Candidates for lieutenant governor took on housing issues at a Greater Boston Real Estate Board meeting, etching divisions on rent control, the Tenant Opportunity to Purchase Act, environmental regulations and more.
“We need the lieutenant governor and governor at the state level to champion solving the housing shortage we have,” said Kim Driscoll, a candidate and current Salem mayor. “Over 50% of our renters are paying more than 30% of their income towards housing. It’s an unsustainable model and is largely led by the fact that we do not have enough housing throughout the commonwealth.”
Tuesday’s forum hosted four candidates — Democrats Driscoll and state Senator Eric Lesser, and Republicans Kate Campanale and Leah Cole Allen, both former state representatives. Tami Gouveia, another Democrat running, did not attend.
Only Campanale outright opposed rent stabilization, with the other three candidates opting to support a local option approach.

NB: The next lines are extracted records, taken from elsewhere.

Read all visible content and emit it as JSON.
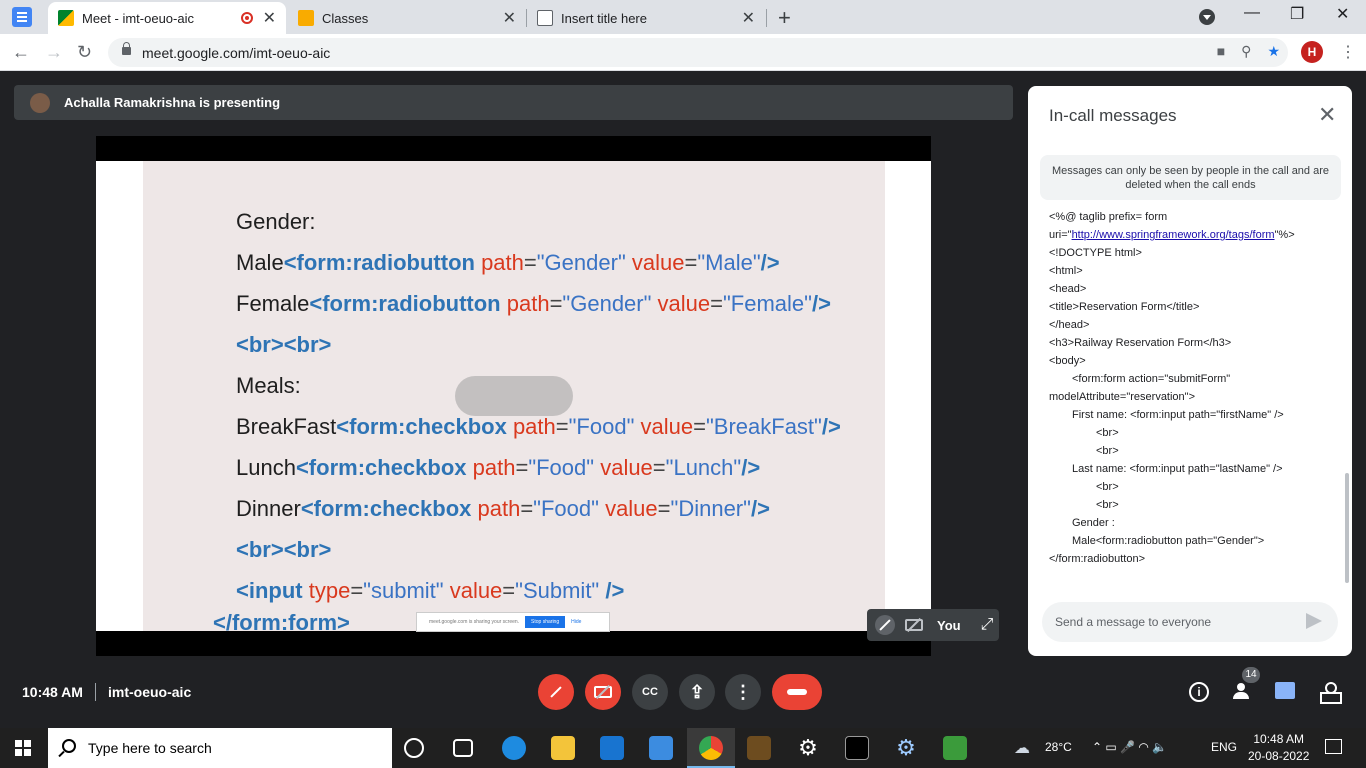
{
  "browser": {
    "tabs": [
      {
        "title": "Meet - imt-oeuo-aic",
        "active": true,
        "recording": true
      },
      {
        "title": "Classes",
        "active": false
      },
      {
        "title": "Insert title here",
        "active": false
      }
    ],
    "url": "meet.google.com/imt-oeuo-aic",
    "profile_initial": "H",
    "icons": {
      "back": "←",
      "forward": "→",
      "reload": "↻",
      "newtab": "+",
      "minimize": "—",
      "restore": "❐",
      "close": "✕",
      "menu": "⋮",
      "camera": "■",
      "zoom": "⚲",
      "bookmark": "★"
    }
  },
  "meet": {
    "presenter_text": "Achalla Ramakrishna is presenting",
    "slide_code": [
      {
        "parts": [
          [
            "cl",
            "Gender:"
          ]
        ]
      },
      {
        "parts": [
          [
            "cl",
            "Male"
          ],
          [
            "tg",
            "<form:radiobutton "
          ],
          [
            "at",
            "path"
          ],
          [
            "eq",
            "="
          ],
          [
            "vl",
            "\"Gender\" "
          ],
          [
            "at",
            "value"
          ],
          [
            "eq",
            "="
          ],
          [
            "vl",
            "\"Male\""
          ],
          [
            "tg",
            "/>"
          ]
        ]
      },
      {
        "parts": [
          [
            "cl",
            "Female"
          ],
          [
            "tg",
            "<form:radiobutton "
          ],
          [
            "at",
            "path"
          ],
          [
            "eq",
            "="
          ],
          [
            "vl",
            "\"Gender\" "
          ],
          [
            "at",
            "value"
          ],
          [
            "eq",
            "="
          ],
          [
            "vl",
            "\"Female\""
          ],
          [
            "tg",
            "/>"
          ]
        ]
      },
      {
        "parts": [
          [
            "tg",
            "<br><br>"
          ]
        ]
      },
      {
        "parts": [
          [
            "cl",
            "Meals:"
          ]
        ]
      },
      {
        "parts": [
          [
            "cl",
            "BreakFast"
          ],
          [
            "tg",
            "<form:checkbox "
          ],
          [
            "at",
            "path"
          ],
          [
            "eq",
            "="
          ],
          [
            "vl",
            "\"Food\" "
          ],
          [
            "at",
            "value"
          ],
          [
            "eq",
            "="
          ],
          [
            "vl",
            "\"BreakFast\""
          ],
          [
            "tg",
            "/>"
          ]
        ]
      },
      {
        "parts": [
          [
            "cl",
            "Lunch"
          ],
          [
            "tg",
            "<form:checkbox "
          ],
          [
            "at",
            "path"
          ],
          [
            "eq",
            "="
          ],
          [
            "vl",
            "\"Food\" "
          ],
          [
            "at",
            "value"
          ],
          [
            "eq",
            "="
          ],
          [
            "vl",
            "\"Lunch\""
          ],
          [
            "tg",
            "/>"
          ]
        ]
      },
      {
        "parts": [
          [
            "cl",
            "Dinner"
          ],
          [
            "tg",
            "<form:checkbox "
          ],
          [
            "at",
            "path"
          ],
          [
            "eq",
            "="
          ],
          [
            "vl",
            "\"Food\" "
          ],
          [
            "at",
            "value"
          ],
          [
            "eq",
            "="
          ],
          [
            "vl",
            "\"Dinner\""
          ],
          [
            "tg",
            "/>"
          ]
        ]
      },
      {
        "parts": [
          [
            "tg",
            "<br><br>"
          ]
        ]
      },
      {
        "parts": [
          [
            "tg",
            "<input "
          ],
          [
            "at",
            "type"
          ],
          [
            "eq",
            "="
          ],
          [
            "vl",
            "\"submit\" "
          ],
          [
            "at",
            "value"
          ],
          [
            "eq",
            "="
          ],
          [
            "vl",
            "\"Submit\" "
          ],
          [
            "tg",
            "/>"
          ]
        ]
      }
    ],
    "slide_last_line": "</form:form>",
    "share_notice": {
      "text": "meet.google.com is sharing your screen.",
      "stop": "Stop sharing",
      "hide": "Hide"
    },
    "self_tile_label": "You",
    "time": "10:48 AM",
    "meeting_code": "imt-oeuo-aic",
    "participants_count": "14",
    "icons": {
      "caption": "CC",
      "present": "⇪",
      "more": "⋮",
      "info": "i",
      "expand": "⤢"
    }
  },
  "chat": {
    "title": "In-call messages",
    "notice": "Messages can only be seen by people in the call and are deleted when the call ends",
    "messages": [
      {
        "indent": 0,
        "text": "<%@ taglib prefix= form"
      },
      {
        "indent": 0,
        "text": "uri=\"",
        "link": "http://www.springframework.org/tags/form",
        "after": "\"%>"
      },
      {
        "indent": 0,
        "text": "<!DOCTYPE html>"
      },
      {
        "indent": 0,
        "text": "<html>"
      },
      {
        "indent": 0,
        "text": "<head>"
      },
      {
        "indent": 0,
        "text": "<title>Reservation Form</title>"
      },
      {
        "indent": 0,
        "text": "</head>"
      },
      {
        "indent": 0,
        "text": "<h3>Railway Reservation Form</h3>"
      },
      {
        "indent": 0,
        "text": "<body>"
      },
      {
        "indent": 1,
        "text": "<form:form action=\"submitForm\""
      },
      {
        "indent": 0,
        "text": "modelAttribute=\"reservation\">"
      },
      {
        "indent": 1,
        "text": "First name: <form:input path=\"firstName\" />"
      },
      {
        "indent": 2,
        "text": "<br>"
      },
      {
        "indent": 2,
        "text": "<br>"
      },
      {
        "indent": 1,
        "text": "Last name: <form:input path=\"lastName\" />"
      },
      {
        "indent": 2,
        "text": "<br>"
      },
      {
        "indent": 2,
        "text": "<br>"
      },
      {
        "indent": 1,
        "text": "Gender :"
      },
      {
        "indent": 1,
        "text": "Male<form:radiobutton path=\"Gender\">"
      },
      {
        "indent": 0,
        "text": "</form:radiobutton>"
      }
    ],
    "input_placeholder": "Send a message to everyone"
  },
  "taskbar": {
    "search_placeholder": "Type here to search",
    "weather": "28°C",
    "language": "ENG",
    "time": "10:48 AM",
    "date": "20-08-2022",
    "tray_icons": "⌃ ▭ 🎤 ◠ 🔈"
  }
}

“We tried it once in Massachusetts, and it failed,” Campanale said, arguing it worsens the supply problem and drives up costs. “You’re going to decrease the amount of units available — rent goes up. You have maintenance costs, you have administrative costs with rent control as well.”
No other candidate definitively favored a statewide approach, though Lesser and Allen left the door open to “explore options.” Both said policies would need to potentially exclude smaller landlords and new developments.
Allen, Campanale and Driscoll also took stances on the Tenant Opportunity to Purchase Act (TOPA) reintroduced this year, which would guarantee tenants the opportunity to purchase a rental property being sold.
The Republicans opposed the legislation outright — Campanale saying the purchasing process becomes a long logistical “nightmare.” Driscoll again offered moderate support.
“The benefit of TOPA is it does put us in a position to preserve housing, and that is a key need,” said Driscoll. “But we want to make sure it’s nimble enough to work for the community and not overly onerous for the homeowner.”
Both Republican candidates also talked about lessening environmental requirements, while Democrats discussed working with developers to lower building emissions.
The candidates’ individual plans to address the crisis took a wide array of approaches — Lesser focused on investing in transportation to spread housing development, Allen discussed loosening regulations and “freeing up the market,” Campanale outlined a broad policy overhaul including separating out a new Secretary of Housing office and Driscoll proposed developing a “housing production plan” for every community.
Candidates will face off within their parties in the Sept. 6 primary election.